In this game of musical chairs, the music stopped when I was traveling from Argentina to Chile. After a night of changing my mind literally 10 times about where I should be for the quarantine, the decision became final when I was halfway to Chile the next day. I had planned to try to make it to Chile to stay with friends, but half-way to the Argentine border city I got news that they were starting to close entry to the city. I still had a long way to go to get to my friends in Chile, so I opted for a closer home base – heading back to Bariloche where I had made a friend who lives outside of the city. There I would be in good company, with access to stores, not in the middle of a major city with lots of people, and with the bonus of being in a beautiful place.
It’s really interesting to be in Argentina during this time, especially because of the perspective of the people I’ve been around, which has lead to their lack of panic and their ability to be pretty calm in the face of everything that’s happening. (Note that these are just the people I’ve been around, I can’t speak for the general population of the country.) They have been through tough times and have come out of it, and that seems to give them a sense of hope or faith that, just like before, things will be crazy but they will be ok in the end.
Argentina is known for going through cycles of economic crisis, and most people have experienced at least one or more serious downturns in their lives (some affected much worse than others). For example, one friend I met was 21 with three kids during the last major economic problem, and for TWO years she suffered, literally getting by with basic survival skills, sometimes only eating corn on the cob so she could feed her kids. As she was telling me her story, she didn’t only talk about how horrible it was but also noted how much she learned and grew from the experience.
Another friend, Daniela, that I met through my travels went 20 minutes out of her way to take me where I was going, and as I thanked her profusely, she responded (in that typical Argentina way) “Por favor!” (Please! It’s not a problem!) I mentioned to her how I had noticed that many people were so flexible here, they didn’t have a problem with changing plans so easily. Her response was interesting – she said people were so used to the economic instability, that people learned to adapt and got used to being flexible, so changing plans was just a part of life. I would add an observation to her assessment that changing plans specifically to help out someone else seems to be a real part of the culture in the people that I’ve met.

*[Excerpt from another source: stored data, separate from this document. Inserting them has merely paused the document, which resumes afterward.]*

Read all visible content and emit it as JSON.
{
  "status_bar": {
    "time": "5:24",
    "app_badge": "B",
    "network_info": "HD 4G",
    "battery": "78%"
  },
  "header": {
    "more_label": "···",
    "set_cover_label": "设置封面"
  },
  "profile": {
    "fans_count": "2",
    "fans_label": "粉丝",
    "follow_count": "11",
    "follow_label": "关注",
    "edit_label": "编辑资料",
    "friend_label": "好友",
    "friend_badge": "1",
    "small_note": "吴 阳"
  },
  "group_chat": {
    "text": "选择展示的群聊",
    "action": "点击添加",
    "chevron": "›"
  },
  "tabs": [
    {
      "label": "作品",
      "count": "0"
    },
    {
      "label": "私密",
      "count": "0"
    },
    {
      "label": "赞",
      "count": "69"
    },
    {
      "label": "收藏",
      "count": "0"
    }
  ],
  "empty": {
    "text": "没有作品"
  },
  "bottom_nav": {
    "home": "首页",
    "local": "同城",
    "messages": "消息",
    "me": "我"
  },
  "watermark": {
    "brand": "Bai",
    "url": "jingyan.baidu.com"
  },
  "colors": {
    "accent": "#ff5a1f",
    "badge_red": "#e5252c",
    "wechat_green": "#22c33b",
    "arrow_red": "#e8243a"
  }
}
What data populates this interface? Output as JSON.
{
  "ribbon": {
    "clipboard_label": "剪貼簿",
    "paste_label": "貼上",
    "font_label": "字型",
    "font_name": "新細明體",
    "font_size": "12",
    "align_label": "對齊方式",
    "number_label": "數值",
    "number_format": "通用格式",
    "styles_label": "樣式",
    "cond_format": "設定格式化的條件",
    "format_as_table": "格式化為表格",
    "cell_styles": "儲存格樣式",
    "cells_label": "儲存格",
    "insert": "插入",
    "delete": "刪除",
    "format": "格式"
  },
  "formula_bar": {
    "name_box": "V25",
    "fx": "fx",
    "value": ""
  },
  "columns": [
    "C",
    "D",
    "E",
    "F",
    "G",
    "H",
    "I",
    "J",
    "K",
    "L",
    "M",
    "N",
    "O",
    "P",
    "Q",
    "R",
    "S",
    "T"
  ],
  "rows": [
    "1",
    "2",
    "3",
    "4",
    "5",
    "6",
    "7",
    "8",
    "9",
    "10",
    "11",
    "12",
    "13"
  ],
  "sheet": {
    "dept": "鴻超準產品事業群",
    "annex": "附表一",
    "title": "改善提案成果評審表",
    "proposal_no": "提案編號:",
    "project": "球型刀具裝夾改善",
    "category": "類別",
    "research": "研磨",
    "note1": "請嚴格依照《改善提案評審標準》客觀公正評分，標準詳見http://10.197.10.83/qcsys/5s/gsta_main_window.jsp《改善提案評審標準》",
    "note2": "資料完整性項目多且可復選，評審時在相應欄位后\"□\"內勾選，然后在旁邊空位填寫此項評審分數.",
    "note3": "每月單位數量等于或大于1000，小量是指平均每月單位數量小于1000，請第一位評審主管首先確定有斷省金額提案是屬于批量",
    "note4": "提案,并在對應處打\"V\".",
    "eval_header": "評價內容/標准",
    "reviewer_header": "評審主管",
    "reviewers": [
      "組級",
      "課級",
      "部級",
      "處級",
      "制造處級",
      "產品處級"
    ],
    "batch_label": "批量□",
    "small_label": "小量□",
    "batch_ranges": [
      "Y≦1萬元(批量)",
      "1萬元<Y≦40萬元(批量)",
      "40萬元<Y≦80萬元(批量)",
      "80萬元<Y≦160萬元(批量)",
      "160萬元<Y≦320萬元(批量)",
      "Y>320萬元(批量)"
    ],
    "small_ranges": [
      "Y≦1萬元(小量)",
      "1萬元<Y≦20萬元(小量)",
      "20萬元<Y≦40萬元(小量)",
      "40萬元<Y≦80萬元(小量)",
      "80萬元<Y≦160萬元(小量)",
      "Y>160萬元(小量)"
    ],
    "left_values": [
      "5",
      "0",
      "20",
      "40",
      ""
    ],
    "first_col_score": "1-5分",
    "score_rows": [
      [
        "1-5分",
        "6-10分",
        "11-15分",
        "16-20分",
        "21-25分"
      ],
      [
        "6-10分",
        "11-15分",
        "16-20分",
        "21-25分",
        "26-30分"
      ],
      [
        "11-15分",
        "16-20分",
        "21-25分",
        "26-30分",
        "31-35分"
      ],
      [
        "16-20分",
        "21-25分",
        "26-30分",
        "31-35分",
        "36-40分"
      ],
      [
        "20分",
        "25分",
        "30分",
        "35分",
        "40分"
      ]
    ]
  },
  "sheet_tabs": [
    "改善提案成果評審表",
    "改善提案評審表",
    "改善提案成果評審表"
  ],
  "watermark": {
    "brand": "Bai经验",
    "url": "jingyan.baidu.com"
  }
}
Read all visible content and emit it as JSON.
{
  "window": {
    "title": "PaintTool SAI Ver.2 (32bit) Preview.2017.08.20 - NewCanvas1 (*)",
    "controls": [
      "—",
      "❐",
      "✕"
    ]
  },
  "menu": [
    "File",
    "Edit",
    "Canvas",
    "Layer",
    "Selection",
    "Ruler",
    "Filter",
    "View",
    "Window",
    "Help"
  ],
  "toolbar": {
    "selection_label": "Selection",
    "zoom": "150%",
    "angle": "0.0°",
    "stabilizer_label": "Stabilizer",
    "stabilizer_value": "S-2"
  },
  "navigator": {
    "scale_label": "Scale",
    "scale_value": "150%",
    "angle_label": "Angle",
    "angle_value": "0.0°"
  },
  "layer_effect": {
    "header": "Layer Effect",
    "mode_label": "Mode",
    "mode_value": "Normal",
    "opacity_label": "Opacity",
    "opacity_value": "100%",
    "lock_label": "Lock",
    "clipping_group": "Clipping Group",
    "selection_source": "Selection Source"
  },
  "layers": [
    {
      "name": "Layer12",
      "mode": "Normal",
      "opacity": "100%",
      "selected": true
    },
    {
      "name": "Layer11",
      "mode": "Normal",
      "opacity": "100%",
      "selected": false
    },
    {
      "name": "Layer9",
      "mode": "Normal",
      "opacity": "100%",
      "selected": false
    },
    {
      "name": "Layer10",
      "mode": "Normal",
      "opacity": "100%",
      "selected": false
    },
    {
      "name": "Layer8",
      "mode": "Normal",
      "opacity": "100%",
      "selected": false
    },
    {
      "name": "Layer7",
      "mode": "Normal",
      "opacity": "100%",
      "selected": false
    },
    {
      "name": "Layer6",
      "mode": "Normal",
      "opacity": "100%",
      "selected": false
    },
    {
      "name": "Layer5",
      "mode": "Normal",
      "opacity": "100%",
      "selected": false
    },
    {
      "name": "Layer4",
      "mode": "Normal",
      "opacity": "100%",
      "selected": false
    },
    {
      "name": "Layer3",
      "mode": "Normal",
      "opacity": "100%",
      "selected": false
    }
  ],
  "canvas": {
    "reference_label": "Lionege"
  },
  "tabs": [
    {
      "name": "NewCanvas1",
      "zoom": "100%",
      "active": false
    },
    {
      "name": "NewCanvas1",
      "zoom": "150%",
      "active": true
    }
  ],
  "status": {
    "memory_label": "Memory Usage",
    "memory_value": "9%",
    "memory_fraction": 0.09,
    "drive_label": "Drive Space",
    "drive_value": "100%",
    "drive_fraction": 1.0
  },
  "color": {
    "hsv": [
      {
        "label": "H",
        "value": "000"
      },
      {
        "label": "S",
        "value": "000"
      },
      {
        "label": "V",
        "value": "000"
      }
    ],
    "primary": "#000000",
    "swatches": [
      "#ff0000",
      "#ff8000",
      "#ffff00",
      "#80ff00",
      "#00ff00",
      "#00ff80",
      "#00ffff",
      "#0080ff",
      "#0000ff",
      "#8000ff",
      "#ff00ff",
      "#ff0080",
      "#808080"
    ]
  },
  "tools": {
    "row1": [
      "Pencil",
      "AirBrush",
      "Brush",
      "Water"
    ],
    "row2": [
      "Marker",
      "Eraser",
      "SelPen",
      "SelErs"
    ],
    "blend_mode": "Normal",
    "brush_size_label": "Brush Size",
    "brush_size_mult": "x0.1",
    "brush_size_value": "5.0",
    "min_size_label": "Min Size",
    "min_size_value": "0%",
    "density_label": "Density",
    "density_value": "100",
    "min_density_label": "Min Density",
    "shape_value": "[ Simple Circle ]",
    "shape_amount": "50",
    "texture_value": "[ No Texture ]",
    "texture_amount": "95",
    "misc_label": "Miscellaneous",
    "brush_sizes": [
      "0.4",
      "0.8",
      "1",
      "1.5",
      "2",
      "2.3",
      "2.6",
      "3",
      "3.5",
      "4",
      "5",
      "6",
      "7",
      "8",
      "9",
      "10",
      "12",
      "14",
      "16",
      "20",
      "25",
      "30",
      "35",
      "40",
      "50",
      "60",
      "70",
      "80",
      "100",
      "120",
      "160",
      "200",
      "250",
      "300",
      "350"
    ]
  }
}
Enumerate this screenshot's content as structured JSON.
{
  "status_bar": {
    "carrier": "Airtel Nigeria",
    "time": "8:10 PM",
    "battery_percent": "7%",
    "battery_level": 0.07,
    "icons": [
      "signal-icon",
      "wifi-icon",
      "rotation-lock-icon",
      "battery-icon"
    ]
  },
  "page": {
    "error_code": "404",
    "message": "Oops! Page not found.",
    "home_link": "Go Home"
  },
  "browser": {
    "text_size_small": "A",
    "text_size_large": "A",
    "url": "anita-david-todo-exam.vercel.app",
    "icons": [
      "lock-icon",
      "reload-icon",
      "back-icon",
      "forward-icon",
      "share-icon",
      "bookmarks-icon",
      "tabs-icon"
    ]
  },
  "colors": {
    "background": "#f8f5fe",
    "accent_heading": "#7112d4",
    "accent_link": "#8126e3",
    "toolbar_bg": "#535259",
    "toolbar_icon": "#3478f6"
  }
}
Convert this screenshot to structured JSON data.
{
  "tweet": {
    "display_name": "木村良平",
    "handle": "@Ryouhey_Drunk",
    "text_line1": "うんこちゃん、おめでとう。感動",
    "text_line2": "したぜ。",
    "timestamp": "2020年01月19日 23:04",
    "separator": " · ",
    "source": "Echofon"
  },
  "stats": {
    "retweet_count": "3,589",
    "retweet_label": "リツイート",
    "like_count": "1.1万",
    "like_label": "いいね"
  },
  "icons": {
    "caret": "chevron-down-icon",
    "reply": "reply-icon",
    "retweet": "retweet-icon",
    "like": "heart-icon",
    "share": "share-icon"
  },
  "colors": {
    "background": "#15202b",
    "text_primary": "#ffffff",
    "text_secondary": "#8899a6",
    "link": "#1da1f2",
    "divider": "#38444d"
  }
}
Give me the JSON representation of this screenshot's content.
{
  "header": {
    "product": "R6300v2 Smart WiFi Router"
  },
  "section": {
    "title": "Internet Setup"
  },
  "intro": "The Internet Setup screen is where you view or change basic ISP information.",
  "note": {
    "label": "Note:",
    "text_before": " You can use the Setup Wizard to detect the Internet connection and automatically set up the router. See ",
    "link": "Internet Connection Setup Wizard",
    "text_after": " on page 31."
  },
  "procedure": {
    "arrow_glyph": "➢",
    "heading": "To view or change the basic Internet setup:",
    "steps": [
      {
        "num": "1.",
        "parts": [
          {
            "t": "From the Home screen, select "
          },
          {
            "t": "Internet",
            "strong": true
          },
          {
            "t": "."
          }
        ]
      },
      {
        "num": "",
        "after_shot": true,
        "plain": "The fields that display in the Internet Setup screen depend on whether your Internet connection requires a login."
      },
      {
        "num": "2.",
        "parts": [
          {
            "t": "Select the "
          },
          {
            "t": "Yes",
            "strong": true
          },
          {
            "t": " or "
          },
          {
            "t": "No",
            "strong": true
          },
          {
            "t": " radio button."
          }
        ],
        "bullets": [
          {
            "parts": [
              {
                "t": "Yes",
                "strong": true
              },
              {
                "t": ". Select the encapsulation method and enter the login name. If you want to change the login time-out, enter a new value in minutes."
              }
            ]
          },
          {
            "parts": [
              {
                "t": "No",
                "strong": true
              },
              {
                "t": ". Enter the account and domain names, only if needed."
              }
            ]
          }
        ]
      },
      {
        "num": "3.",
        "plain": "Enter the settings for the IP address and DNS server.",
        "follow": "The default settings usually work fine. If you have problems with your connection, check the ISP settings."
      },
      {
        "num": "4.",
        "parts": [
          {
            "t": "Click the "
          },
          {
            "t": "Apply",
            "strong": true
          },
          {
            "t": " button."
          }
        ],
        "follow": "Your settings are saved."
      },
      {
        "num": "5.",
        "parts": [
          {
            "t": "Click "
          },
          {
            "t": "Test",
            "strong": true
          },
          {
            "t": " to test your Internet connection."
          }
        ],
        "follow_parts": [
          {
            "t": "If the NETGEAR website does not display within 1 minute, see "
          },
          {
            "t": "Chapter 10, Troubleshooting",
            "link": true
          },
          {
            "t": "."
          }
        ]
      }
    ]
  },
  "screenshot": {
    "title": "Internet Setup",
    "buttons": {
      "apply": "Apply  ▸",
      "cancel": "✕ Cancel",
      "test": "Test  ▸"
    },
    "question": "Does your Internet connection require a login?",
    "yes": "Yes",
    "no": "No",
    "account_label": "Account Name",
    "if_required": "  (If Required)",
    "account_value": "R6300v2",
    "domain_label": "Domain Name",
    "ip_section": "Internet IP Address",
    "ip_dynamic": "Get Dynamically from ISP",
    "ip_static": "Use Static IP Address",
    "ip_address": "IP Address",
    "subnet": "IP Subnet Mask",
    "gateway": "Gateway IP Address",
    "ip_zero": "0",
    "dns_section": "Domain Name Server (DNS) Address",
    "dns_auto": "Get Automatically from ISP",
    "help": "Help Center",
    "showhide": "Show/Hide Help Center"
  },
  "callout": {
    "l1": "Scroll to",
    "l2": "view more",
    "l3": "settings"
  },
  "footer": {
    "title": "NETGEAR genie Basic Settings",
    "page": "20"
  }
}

Though I hadn’t talked to Daniela since she gave me that ride a month ago, I received a text message from her yesterday asking how I was, where I was, and offering me a place to stay if I needed. The fact that she had looked for my number just to check up on me meant so much to me that I might have even shed a tear.
I also received messages from at least three other Argentines that I had met along my journey, all just checking in on me – a friend I stayed with in San Juan, a couple I had met in a hostel, and a couple that I coincidentally crossed paths with 3 times along my journey.
In addition to learning about generosity, kindness, and hospitality from the people I’ve met in Argentina, I’m thankful to have their help practicing this art of not freaking out, of being flexible with changing plans, and making the most of (and doing the best with) whatever situation comes up. This mindset has helped me every step along my journey, and now it’s really being put to the test.
So far so good (though I would be lying if I said I wasn’t a little worried about what the future will hold). I’m sad that I can’t be with family and close friends to help each other get through this crazy time together, but I’m extremely thankful to have contact with everyone and be able to talk whenever we want. And I am thankful to feel safe in a beautiful place with good company, and to even have the opportunity to visit beautiful lakes and hike through the beautiful hills in the surrounding areas. (And, I will have more time to post blogs, so stay tuned to hear about my last few weeks of adventure before the quarantine!)
Diary of the Quarantine:
Day 0 (3-16-2020) – After changing my mind 10 times, I end up in Bariloche, staying with a friend. To de-stress (and to process and appreciate my decision of how and where to survive the quarantine), I run to a nearby beach to swim and meditate in the (cold!) lake.
Day 1 (3-17-2020) – My host and his friend invite me to go kayaking on Lago Moreno, where we kayak, swim, and enjoy one of the last days of summer – a day of full sun – on the lake. (This quarantine thing doesn’t feel so bad in this moment.)
Day 2 (3-18-2020) – A day of meditation, writing, and checking in with friends and family.